Réunion CENA – Plénipotentiaires des 47 listes: «Baatu Askan wi» marque son désaccord



Le Front national / Baatu Askan wi marque «son désaccord total au supposé consensus qui n’est rien d’autre qu’une majorité mécanique obtenue par la CENA sur son projet de révision du code électoral à 30 jours des législatives».

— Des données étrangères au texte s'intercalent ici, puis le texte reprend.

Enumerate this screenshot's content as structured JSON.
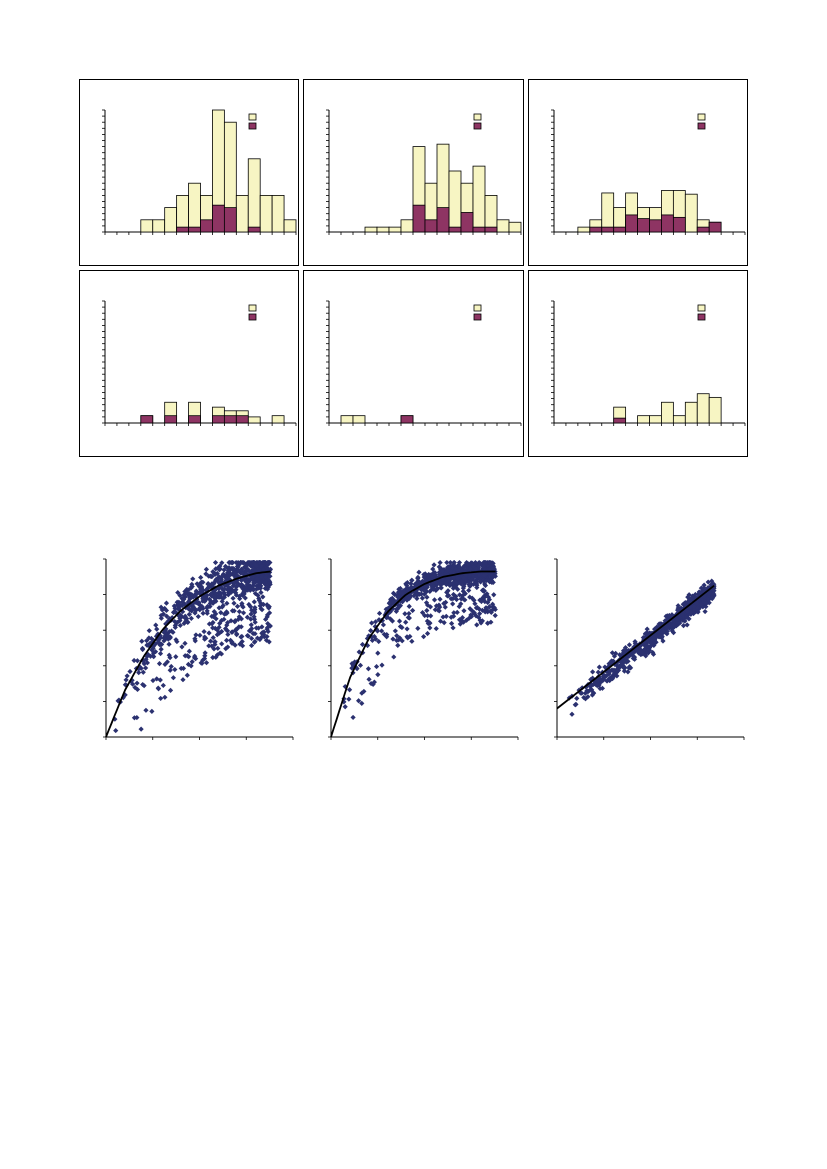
{
  "colors": {
    "light_fill": "#f7f5c3",
    "dark_fill": "#8e3463",
    "scatter_point": "#2b3170",
    "curve": "#000000"
  },
  "chart_data": [
    {
      "type": "bar",
      "stacked": false,
      "n_bins": 16,
      "ylim": [
        0,
        10
      ],
      "legend_placement": "top-right",
      "series": [
        {
          "values": [
            0,
            0,
            0,
            1,
            1,
            2,
            3,
            4,
            3,
            10,
            9,
            3,
            6,
            3,
            3,
            1
          ]
        },
        {
          "values": [
            0,
            0,
            0,
            0,
            0,
            0,
            0.4,
            0.4,
            1,
            2.2,
            2,
            0,
            0.4,
            0,
            0,
            0
          ]
        }
      ]
    },
    {
      "type": "bar",
      "stacked": false,
      "n_bins": 16,
      "ylim": [
        0,
        10
      ],
      "legend_placement": "top-right",
      "series": [
        {
          "values": [
            0,
            0,
            0,
            0.4,
            0.4,
            0.4,
            1,
            7,
            4,
            7.2,
            5,
            4,
            5.4,
            3,
            1,
            0.8
          ]
        },
        {
          "values": [
            0,
            0,
            0,
            0,
            0,
            0,
            0,
            2.2,
            1,
            2,
            0.4,
            1.6,
            0.4,
            0.4,
            0,
            0
          ]
        }
      ]
    },
    {
      "type": "bar",
      "stacked": false,
      "n_bins": 16,
      "ylim": [
        0,
        10
      ],
      "legend_placement": "top-right",
      "series": [
        {
          "values": [
            0,
            0,
            0.4,
            1,
            3.2,
            2,
            3.2,
            2,
            2,
            3.4,
            3.4,
            3.1,
            1,
            0.8,
            0,
            0
          ]
        },
        {
          "values": [
            0,
            0,
            0,
            0.4,
            0.4,
            0.4,
            1.4,
            1.1,
            1,
            1.4,
            1.2,
            0,
            0.4,
            0.8,
            0,
            0
          ]
        }
      ]
    },
    {
      "type": "bar",
      "stacked": false,
      "n_bins": 16,
      "ylim": [
        0,
        10
      ],
      "legend_placement": "top-right",
      "series": [
        {
          "values": [
            0,
            0,
            0,
            0.6,
            0,
            1.7,
            0,
            1.7,
            0,
            1.3,
            1,
            1,
            0.5,
            0,
            0.6,
            0
          ]
        },
        {
          "values": [
            0,
            0,
            0,
            0.6,
            0,
            0.6,
            0,
            0.6,
            0,
            0.6,
            0.6,
            0.6,
            0,
            0,
            0,
            0
          ]
        }
      ]
    },
    {
      "type": "bar",
      "stacked": false,
      "n_bins": 16,
      "ylim": [
        0,
        10
      ],
      "legend_placement": "top-right",
      "series": [
        {
          "values": [
            0,
            0.6,
            0.6,
            0,
            0,
            0,
            0.6,
            0,
            0,
            0,
            0,
            0,
            0,
            0,
            0,
            0
          ]
        },
        {
          "values": [
            0,
            0,
            0,
            0,
            0,
            0,
            0.6,
            0,
            0,
            0,
            0,
            0,
            0,
            0,
            0,
            0
          ]
        }
      ]
    },
    {
      "type": "bar",
      "stacked": false,
      "n_bins": 16,
      "ylim": [
        0,
        10
      ],
      "legend_placement": "top-right",
      "series": [
        {
          "values": [
            0,
            0,
            0,
            0,
            0,
            1.3,
            0,
            0.6,
            0.6,
            1.7,
            0.6,
            1.7,
            2.4,
            2.1,
            0,
            0
          ]
        },
        {
          "values": [
            0,
            0,
            0,
            0,
            0,
            0.4,
            0,
            0,
            0,
            0,
            0,
            0,
            0,
            0,
            0,
            0
          ]
        }
      ]
    },
    {
      "type": "scatter",
      "xlim": [
        0,
        1
      ],
      "ylim": [
        0,
        1
      ],
      "grid": false,
      "fit": "saturating",
      "fit_x": [
        0,
        0.1,
        0.2,
        0.3,
        0.4,
        0.5,
        0.6,
        0.7,
        0.8,
        0.88
      ],
      "fit_y": [
        0,
        0.26,
        0.45,
        0.6,
        0.71,
        0.79,
        0.85,
        0.89,
        0.92,
        0.93
      ],
      "point_count": 900
    },
    {
      "type": "scatter",
      "xlim": [
        0,
        1
      ],
      "ylim": [
        0,
        1
      ],
      "grid": false,
      "fit": "saturating",
      "fit_x": [
        0,
        0.1,
        0.2,
        0.3,
        0.4,
        0.5,
        0.6,
        0.7,
        0.8,
        0.88
      ],
      "fit_y": [
        0,
        0.33,
        0.55,
        0.7,
        0.8,
        0.86,
        0.9,
        0.92,
        0.93,
        0.93
      ],
      "point_count": 900
    },
    {
      "type": "scatter",
      "xlim": [
        0,
        1
      ],
      "ylim": [
        0,
        1
      ],
      "grid": false,
      "fit": "linear",
      "fit_x": [
        0,
        0.84
      ],
      "fit_y": [
        0.16,
        0.85
      ],
      "point_count": 700
    }
  ]
}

Dans un communiqué parvenu à PressAfrik.com, Mansour Ndiaye et Cie déplorent une « révision de dernière minute enclenchée par la CENA et consécutive à l’appel récent et pressant du Président de la République qui s’apparente à une injonction est plus qu’inquiétante quant à la posture de cette institution pour la suite du processus électoral».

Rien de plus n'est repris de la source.